Tuesday, 26 December 2017

Doctor Who: "Twice Upon a Time" Review

NEVER FORGET
Much like the episode that preceded it six months ago, "Twice Upon a Time" is a deeply mixed bag, and in that sense representative of the era it marks an end of. When it's on form, it belongs in the same category as the portrayal of Vincent van Gogh's battle with mental illness. When it isn't, it ranks alongside the revelation that Davros had eyes all along.

At the beginning of the episode, we run into a worry I had before broadcast, namely the decision to make the story a sequel to the First Doctor's own (partially lost) regeneration story, The Tenth Planet. The Christmas story should be accessible to the casual viewer, and starting with a recap of monochrome telerecorded footage, specified as being "709 episodes ago", seems a surefire way to alienate a considerable proportion of your audience. But on the other hand, the morph from black-and-white footage of William Hartnell to David Bradley in glorious technicolour is a neat effect, and one it seems a shame to lose. This juxtaposition of something I really like and something so baffling I can't see why it's there is fitting for the last episode of this era.

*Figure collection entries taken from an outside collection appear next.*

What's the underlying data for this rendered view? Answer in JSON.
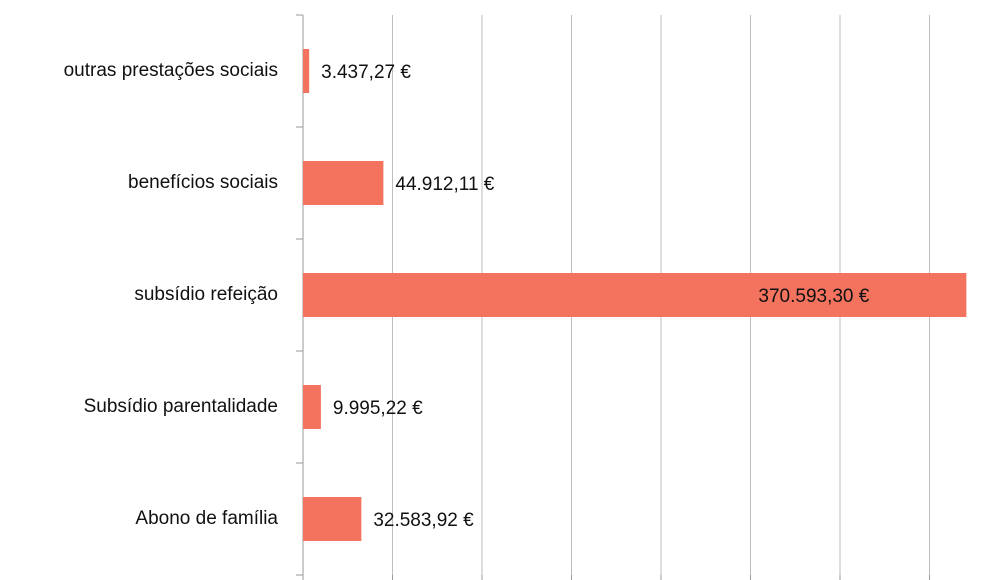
{
  "chart_data": {
    "type": "bar",
    "orientation": "horizontal",
    "categories": [
      "outras prestações sociais",
      "benefícios sociais",
      "subsídio refeição",
      "Subsídio parentalidade",
      "Abono de família"
    ],
    "values": [
      3437.27,
      44912.11,
      370593.3,
      9995.22,
      32583.92
    ],
    "value_labels": [
      "3.437,27 €",
      "44.912,11 €",
      "370.593,30 €",
      "9.995,22 €",
      "32.583,92 €"
    ],
    "color": "#f4735f",
    "xlim": [
      0,
      400000
    ],
    "xticks": [
      0,
      50000,
      100000,
      150000,
      200000,
      250000,
      300000,
      350000
    ],
    "grid": true
  }
}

But then we get to the real story, and it turns out it isn't really anything to do with The Tenth Planet at all. Why is the recap there at all? Why go to such trouble to recreate the sixties sets? Why recast Ben and Polly and then make such a big deal of it, when they're around for so little of the episode we saw all there was to see of them in the promotional material? (The fact that they don't appear at all when the First Doctor returns to his own time is baffling.) If they want to make clear that this is a First Doctor about to regenerate, why not just say so? No other multi-Doctor story has felt the need to make it clear where in the timeline it goes, and only a select few are really going to care about potential continuity issues that arise from the fact that this story technically takes place midway through another story. Just scrap the recap, have the Doctor say he's regenerating, then show him returning to monochrome at the end (the use of original 60s footage at the end definitely does work, and I think it would be so much the better if it was the only example of it).

But as the story unfolds, my fears as to why the episode might alienate its viewers fade, and a new and very nasty story thread pops up to take its place as we discover the First Doctor is in fact a horrible bigot spewing sexist banter. This is a deeply unpleasant development, and I don't really want to write too much about it given how genuinely angry it makes me. Suffice to say that the man responsible for Amy Pond not giving a toss about her abducted baby or "squeezed into a skirt that's just a little bit too tight" has no real business taking the sixties to task for casual sexism. It shows a lack of understanding of the character that no amount of TARDIS set recreations can make up for. The "jolly good smacked bottom" line is a key example of this - in its original use it was about how he still treated his granddaughter as a child. It's not representative of his attitudes to all women, and Moffat has fundamentally misunderstood it if he seriously thinks it is.

That's one bit of unpleasantness that has been a recurring problem in the Moffat era dealt with. The other is squeamishness and a lack of consequences, as Mark Gatiss' rather charmingly played Captain gets returned to the point where he's meant to die, and then the Doctor finds a way to make sure it doesn't happen. It's Christmas, so this development doesn't bother me as much as it usually does (and it's certainly nowhere near as troubling as the episode's reinvention of the First Doctor), but I do still wish Moffat would kill someone and make it stick.

But apart from that? The episode works, pretty much. Pearl Mackie's return as Bill works. The deceptively intimate nature of the story, with its comparatively small scale and limited number of characters, works really well. Peter Capaldi's final scenes are beautiful (and just about manage to avoid feeling overblown), managing to work in a few final cameos without feeling gratuitous, with a lovely performance from Matt Lucas in particular, and a final shot that will stick in the memory, and leaves a lump in the throat, as Bill and Nardole (unquestionably two of the best companions ever) fade away. And Jodie Whittaker's first scenes are unquestionably absolutely perfect, with her first words as the Doctor being oh so simple, but oh so brilliant.

So, then. An episode with so many lovely moments, one or two confusing ones, and one running thread that I dislike so much it actively makes me angry it's there. For better or for worse, this episode is representative of the Moffat era. I just hope its final minute is representative of what's to come. And thanks to Big Finish, David Bradley may yet get to play a version of the First Doctor who isn't an utter twat.